The fight should be against corporate power, not local news | GUEST COLUMN
By Sara Almerri
Having practised competition and antitrust law for much of my professional career, I have litigated these issues, studied the doctrine, and watched competition policy evolve across two legal systems. It is from that perspective I offer a different view of the challenge to the proposed Nexstar–TEGNA merger brought by 13 state attorneys general, including Colorado, together with DirecTV.
I hold Attorney General Phil Weiser in the highest regard. His commitment to consumer protection and principled competition enforcement is well established. It is precisely because of that respect that I believe this case deserves a broader perspective.
The proposed transaction has already undergone extensive scrutiny by both the Federal Communications Commission and the Department of Justice. Following their respective reviews, the agencies permitted the merger to proceed, subject to the FCC’s requirement that Nexstar divest six television stations. In announcing the decision, the FCC Chairman observed the agency remained focused on empowering local broadcasters to serve their communities consistent with their public-interest obligations.
The present litigation contends the merger will increase prices, weaken local journalism, and substantially lessen competition. Yet that analysis relies heavily upon a regulatory framework developed for a broadcasting marketplace that no longer exists. The media landscape has been transformed by the emergence of global digital platforms — including Google, Meta, Amazon, Netflix and YouTube — which now command enormous audiences, advertising revenue and market influence. Any meaningful competitive analysis must account for that modern reality.
The retransmission-fee argument advanced by DirecTV likewise deserves careful examination. DirecTV, itself a significantly larger company than Nexstar, argues the combined entity would possess greater bargaining power in negotiations with distributors, ultimately resulting in higher prices for consumers. However, retransmission fees are not imposed unilaterally; they are the product of commercial negotiation between sophisticated market participants.
Viewed objectively, the dispute appears less about consumer welfare than about the relative bargaining positions of two large commercial enterprises. Competition law exists to protect the competitive process and consumers — not to shield market participants from robust commercial negotiation or from paying market value for content from which they derive substantial commercial benefit.
The preliminary injunction issued by the federal court in Sacramento halted integration pending trial; it did not determine the merger is unlawful. Such injunctions frequently reflect judicial prudence while the evidence is fully developed, rather than a final determination on the merits. At trial, the plaintiffs will bear the burden of demonstrating the transaction is likely to substantially lessen competition within properly defined markets — a demanding evidentiary burden.
Equally important is the broader context in which this case arises. According to Northwestern University’s Medill School of Journalism, more than 270,000 local news jobs have disappeared since 2005, while approximately 50 million Americans now live in communities with limited or no meaningful local news coverage. Those figures illustrate not simply an industry in transition, but one confronting profound structural change.
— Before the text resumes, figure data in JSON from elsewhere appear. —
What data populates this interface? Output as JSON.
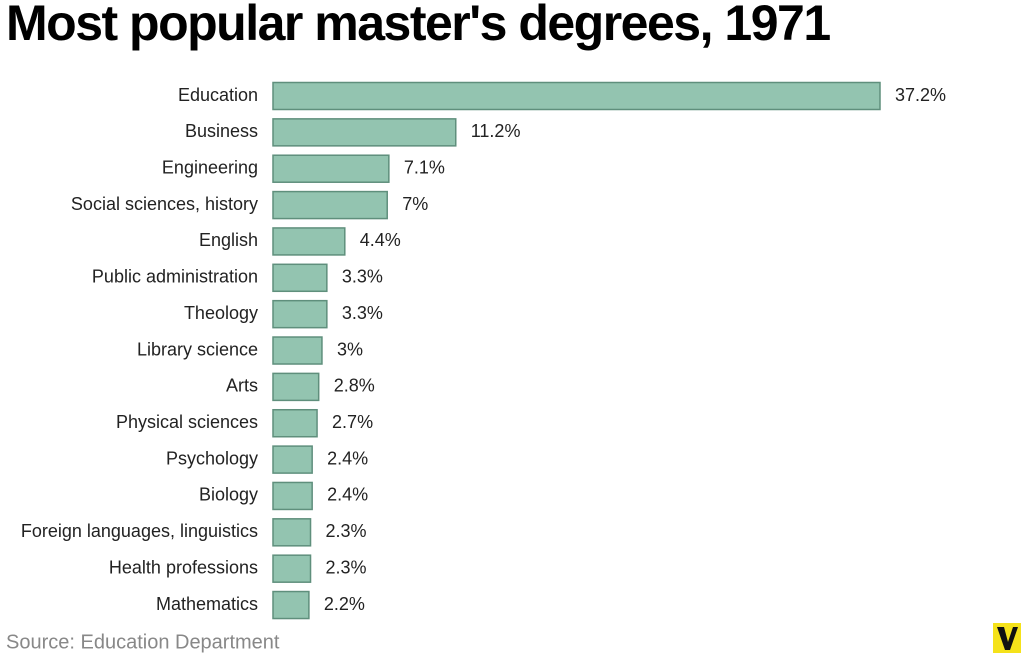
{
  "chart_data": {
    "type": "bar",
    "orientation": "horizontal",
    "title": "Most popular master's degrees, 1971",
    "source": "Source: Education Department",
    "categories": [
      "Education",
      "Business",
      "Engineering",
      "Social sciences, history",
      "English",
      "Public administration",
      "Theology",
      "Library science",
      "Arts",
      "Physical sciences",
      "Psychology",
      "Biology",
      "Foreign languages, linguistics",
      "Health professions",
      "Mathematics"
    ],
    "values": [
      37.2,
      11.2,
      7.1,
      7,
      4.4,
      3.3,
      3.3,
      3,
      2.8,
      2.7,
      2.4,
      2.4,
      2.3,
      2.3,
      2.2
    ],
    "value_labels": [
      "37.2%",
      "11.2%",
      "7.1%",
      "7%",
      "4.4%",
      "3.3%",
      "3.3%",
      "3%",
      "2.8%",
      "2.7%",
      "2.4%",
      "2.4%",
      "2.3%",
      "2.3%",
      "2.2%"
    ],
    "color": "#93c4b0"
  }
}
Against that backdrop, preventing a transaction that federal regulators have already examined and allowed to proceed risks producing precisely the opposite outcome that competition law seeks to achieve. If local broadcasters are denied the scale necessary to compete effectively, the principal beneficiaries are unlikely to be consumers. Rather, they may be the global technology companies that already dominate advertising markets and increasingly control the distribution of news and information.
Attorney General Weiser has earned a reputation for thoughtful and principled leadership. I respectfully encourage him to consider whether the greater competitive challenge today lies not with strengthening local broadcasters, but with the extraordinary concentration of economic power among a handful of digital platforms that have fundamentally reshaped — and in many respects diminished — America’s local media ecosystem.
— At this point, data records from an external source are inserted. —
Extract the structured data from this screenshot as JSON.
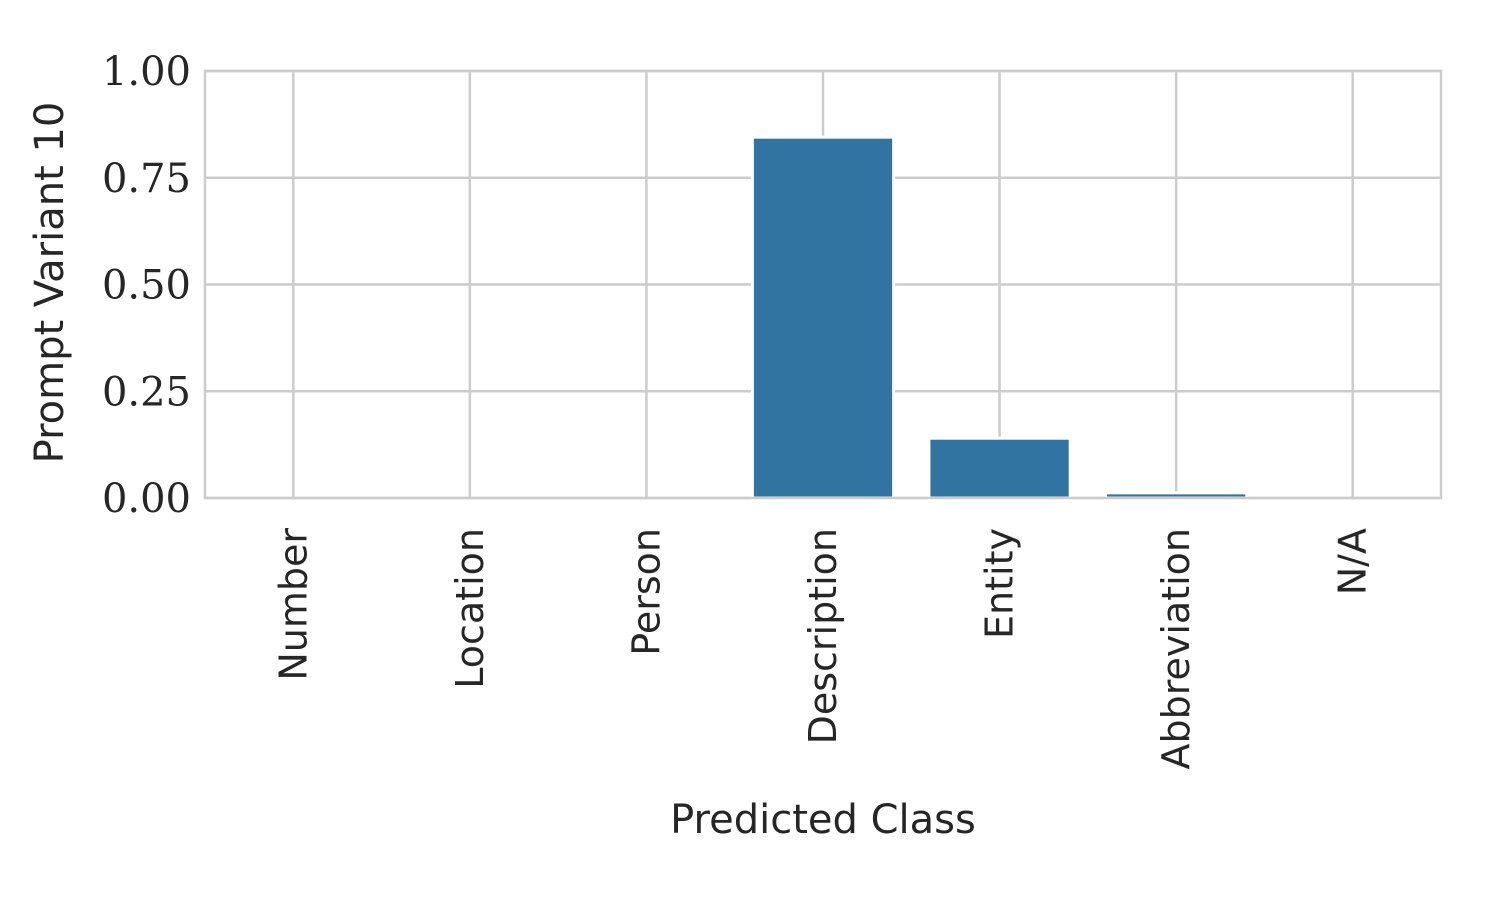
{
  "chart_data": {
    "type": "bar",
    "categories": [
      "Number",
      "Location",
      "Person",
      "Description",
      "Entity",
      "Abbreviation",
      "N/A"
    ],
    "values": [
      0.0,
      0.0,
      0.0,
      0.845,
      0.14,
      0.012,
      0.0
    ],
    "title": "",
    "xlabel": "Predicted Class",
    "ylabel": "Prompt Variant 10",
    "ylim": [
      0,
      1.0
    ],
    "yticks": [
      "0.00",
      "0.25",
      "0.50",
      "0.75",
      "1.00"
    ],
    "ytick_values": [
      0,
      0.25,
      0.5,
      0.75,
      1.0
    ],
    "grid": true,
    "bar_color": "#3274a1",
    "grid_color": "#cccccc",
    "text_color": "#262626"
  }
}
Competition law is intended to preserve competition, not competitors. It should encourage markets to evolve where doing so ultimately benefits consumers. In today’s media environment, allowing responsible consolidation among local broadcasters may prove essential if local journalism is to survive and compete against trillion-dollar technology companies.
The Nexstar–TEGNA transaction is undeniably complex. Reasonable minds may differ on its competitive effects. Yet on balance, there is a compelling argument permitting the merger to proceed will better serve consumers, strengthen local journalism, and promote competition where it matters most — in the marketplace that exists today, rather than the one that existed generations ago.
Sara Almerri has been a practicing attorney for 26 years. She is a 2000 graduate of the College of Law at Oxford University and was admitted to the New York Bar in 2024. She currently resides in Denver.